Michael's body was quiescent; its beauty gave her a proud, but austere and tranquil satisfaction. It was when she looked at her second son that something caught at her breath and held it. She saw him as the lover and bridegroom of Veronica. Her sense of his virility was terrible to her and delightful.

Perhaps they were engaged already.

And Frances was sorry for Mrs. Jervis, who had borne no sons, who had only borne one unattractive and unsatisfactory daughter. She used to be sorry for her because Rosalind was pink and fat and fluffy; she was sorry for her now because Rosalind was unsatisfactory. She was sorry for Mrs. Norris because her boy could never grow up like Michael or Nicholas or John. She was sorry for Mrs. Vereker because George, though he looked all right when he was by himself, became clumsy and common at once beside Michael and Nicholas and John. George was also in white flannels; he played furiously and well; he played too furiously and too consciously well; he was too damp and too excited; his hair became damp and excited as he played; his cries had a Cockney tang.

Her arrogance nourished itself on these contrasts.

Mrs.

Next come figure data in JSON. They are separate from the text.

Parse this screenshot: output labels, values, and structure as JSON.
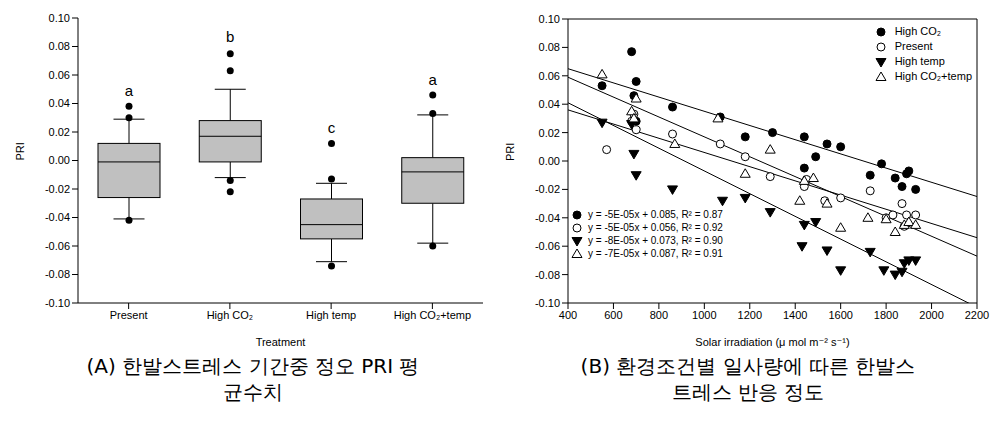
{
  "chart_data": [
    {
      "type": "box",
      "title": "(A) 한발스트레스 기간중 정오 PRI 평균수치",
      "x_label": "Treatment",
      "y_label": "PRI",
      "categories": [
        "Present",
        "High CO₂",
        "High temp",
        "High CO₂+temp"
      ],
      "color": "#c0c0c0",
      "boxes": [
        {
          "whisker_low": -0.041,
          "q1": -0.026,
          "median": -0.001,
          "q3": 0.012,
          "whisker_high": 0.029,
          "outliers": [
            0.038,
            0.03,
            -0.042
          ]
        },
        {
          "whisker_low": -0.012,
          "q1": -0.001,
          "median": 0.017,
          "q3": 0.028,
          "whisker_high": 0.05,
          "outliers": [
            0.075,
            0.063,
            -0.014,
            -0.022
          ]
        },
        {
          "whisker_low": -0.071,
          "q1": -0.055,
          "median": -0.045,
          "q3": -0.027,
          "whisker_high": -0.016,
          "outliers": [
            0.012,
            -0.013,
            -0.074
          ]
        },
        {
          "whisker_low": -0.058,
          "q1": -0.03,
          "median": -0.008,
          "q3": 0.002,
          "whisker_high": 0.032,
          "outliers": [
            0.046,
            0.033,
            -0.06
          ]
        }
      ],
      "annotations": [
        {
          "category": "Present",
          "text": "a",
          "y": 0.045
        },
        {
          "category": "High CO₂",
          "text": "b",
          "y": 0.083
        },
        {
          "category": "High temp",
          "text": "c",
          "y": 0.019
        },
        {
          "category": "High CO₂+temp",
          "text": "a",
          "y": 0.053
        }
      ],
      "ylim": [
        -0.1,
        0.1
      ],
      "yticks": [
        {
          "value": -0.1,
          "label": "-0.10"
        },
        {
          "value": -0.08,
          "label": "-0.08"
        },
        {
          "value": -0.06,
          "label": "-0.06"
        },
        {
          "value": -0.04,
          "label": "-0.04"
        },
        {
          "value": -0.02,
          "label": "-0.02"
        },
        {
          "value": 0,
          "label": "0.00"
        },
        {
          "value": 0.02,
          "label": "0.02"
        },
        {
          "value": 0.04,
          "label": "0.04"
        },
        {
          "value": 0.06,
          "label": "0.06"
        },
        {
          "value": 0.08,
          "label": "0.08"
        },
        {
          "value": 0.1,
          "label": "0.10"
        }
      ]
    },
    {
      "type": "scatter",
      "title": "(B) 환경조건별 일사량에 따른 한발스트레스 반응 정도",
      "x_label": "Solar irradiation (μ mol m⁻² s⁻¹)",
      "y_label": "PRI",
      "legend": "upper right",
      "xlim": [
        400,
        2200
      ],
      "xticks": [
        400,
        600,
        800,
        1000,
        1200,
        1400,
        1600,
        1800,
        2000,
        2200
      ],
      "ylim": [
        -0.1,
        0.1
      ],
      "yticks": [
        {
          "value": -0.1,
          "label": "-0.10"
        },
        {
          "value": -0.08,
          "label": "-0.08"
        },
        {
          "value": -0.06,
          "label": "-0.06"
        },
        {
          "value": -0.04,
          "label": "-0.04"
        },
        {
          "value": -0.02,
          "label": "-0.02"
        },
        {
          "value": 0,
          "label": "0.00"
        },
        {
          "value": 0.02,
          "label": "0.02"
        },
        {
          "value": 0.04,
          "label": "0.04"
        },
        {
          "value": 0.06,
          "label": "0.06"
        },
        {
          "value": 0.08,
          "label": "0.08"
        },
        {
          "value": 0.1,
          "label": "0.10"
        }
      ],
      "series": [
        {
          "name": "High CO₂",
          "color": "#000000",
          "marker": "circle",
          "x": [
            550,
            680,
            690,
            700,
            700,
            860,
            1070,
            1180,
            1300,
            1440,
            1440,
            1490,
            1540,
            1600,
            1780,
            1730,
            1840,
            1870,
            1890,
            1900,
            1930
          ],
          "values": [
            0.053,
            0.077,
            0.046,
            0.056,
            0.028,
            0.038,
            0.031,
            0.017,
            0.02,
            0.017,
            -0.005,
            0.003,
            0.012,
            0.01,
            -0.002,
            -0.01,
            -0.012,
            -0.018,
            -0.009,
            -0.007,
            -0.02
          ],
          "fit": {
            "x": [
              400,
              2200
            ],
            "values": [
              0.065,
              -0.025
            ]
          },
          "equation": "y = -5E-05x + 0.085, R² = 0.87"
        },
        {
          "name": "Present",
          "color": "#000000",
          "marker": "circle-open",
          "x": [
            570,
            680,
            690,
            700,
            860,
            1070,
            1180,
            1290,
            1440,
            1450,
            1530,
            1600,
            1730,
            1800,
            1830,
            1870,
            1880,
            1890,
            1930
          ],
          "values": [
            0.008,
            0.028,
            0.033,
            0.022,
            0.019,
            0.012,
            0.003,
            -0.011,
            -0.018,
            -0.013,
            -0.028,
            -0.026,
            -0.021,
            -0.04,
            -0.038,
            -0.03,
            -0.046,
            -0.038,
            -0.038
          ],
          "fit": {
            "x": [
              400,
              2200
            ],
            "values": [
              0.036,
              -0.054
            ]
          },
          "equation": "y = -5E-05x + 0.056, R² = 0.92"
        },
        {
          "name": "High temp",
          "color": "#000000",
          "marker": "triangle-down",
          "x": [
            550,
            680,
            690,
            700,
            860,
            1080,
            1180,
            1290,
            1430,
            1440,
            1490,
            1540,
            1600,
            1730,
            1790,
            1840,
            1870,
            1880,
            1900,
            1930
          ],
          "values": [
            0.027,
            0.026,
            0.005,
            -0.01,
            -0.02,
            -0.028,
            -0.026,
            -0.036,
            -0.06,
            -0.045,
            -0.043,
            -0.063,
            -0.077,
            -0.064,
            -0.077,
            -0.08,
            -0.078,
            -0.072,
            -0.07,
            -0.07
          ],
          "fit": {
            "x": [
              400,
              2200
            ],
            "values": [
              0.041,
              -0.103
            ]
          },
          "equation": "y = -8E-05x + 0.073, R² = 0.90"
        },
        {
          "name": "High CO₂+temp",
          "color": "#000000",
          "marker": "triangle-open",
          "x": [
            550,
            680,
            690,
            700,
            870,
            1060,
            1180,
            1290,
            1420,
            1440,
            1480,
            1540,
            1600,
            1720,
            1800,
            1840,
            1880,
            1900,
            1930
          ],
          "values": [
            0.061,
            0.035,
            0.03,
            0.044,
            0.012,
            0.03,
            -0.009,
            0.008,
            -0.028,
            -0.014,
            -0.012,
            -0.03,
            -0.047,
            -0.04,
            -0.041,
            -0.05,
            -0.045,
            -0.043,
            -0.045
          ],
          "fit": {
            "x": [
              400,
              2200
            ],
            "values": [
              0.059,
              -0.067
            ]
          },
          "equation": "y = -7E-05x + 0.087, R² = 0.91"
        }
      ]
    }
  ]
}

Jervis looked wistfully at the young men as they played. She looked still more wistfully at Dorothy.

"What do you do," she said, "to keep your children with you?"

"I do nothing," Frances said. "I don't try to keep them. I've never appealed to their feelings for my own purposes, or taken advantage of their affection, that's all.

"They know that if they want to walk out of the house to-morrow, and stay out, they can. Nobody'll stop them."

There was a challenging, reminiscent glint in Mr. Jervis's eyes, and his wife was significantly silent. Frances knew what they were thinking.

"Nicky," she said, "walked out; but he came back again as soon as he was in trouble. Michael walks out and goes abroad every year; but he comes back again. Dorothy walks out, but she's never dreamed of not coming back again."

"Of course, if you aren't afraid of taking risks," said Mr. Jervis.

"I am afraid. But I've never shown it."

"It's very strange that Dorothy hasn't married." Mrs. Jervis spoke. She derived comfort from the thought that Dorothy was eight-and-twenty and not married.

"Dorothy," said Frances, "could marry to-morrow if she wanted to; but she doesn't want."

She was sorry for her friend, but she really could not allow her that consolation.

"Veronica is growing up very good-looking," said Mrs. Jervis then.

But it was no use. Frances was aware that Veronica was grown up, and that she was good-looking, and that Nicky loved her; but Mrs. Jervis's shafts fell wide of all her vulnerable places. Frances was no longer afraid.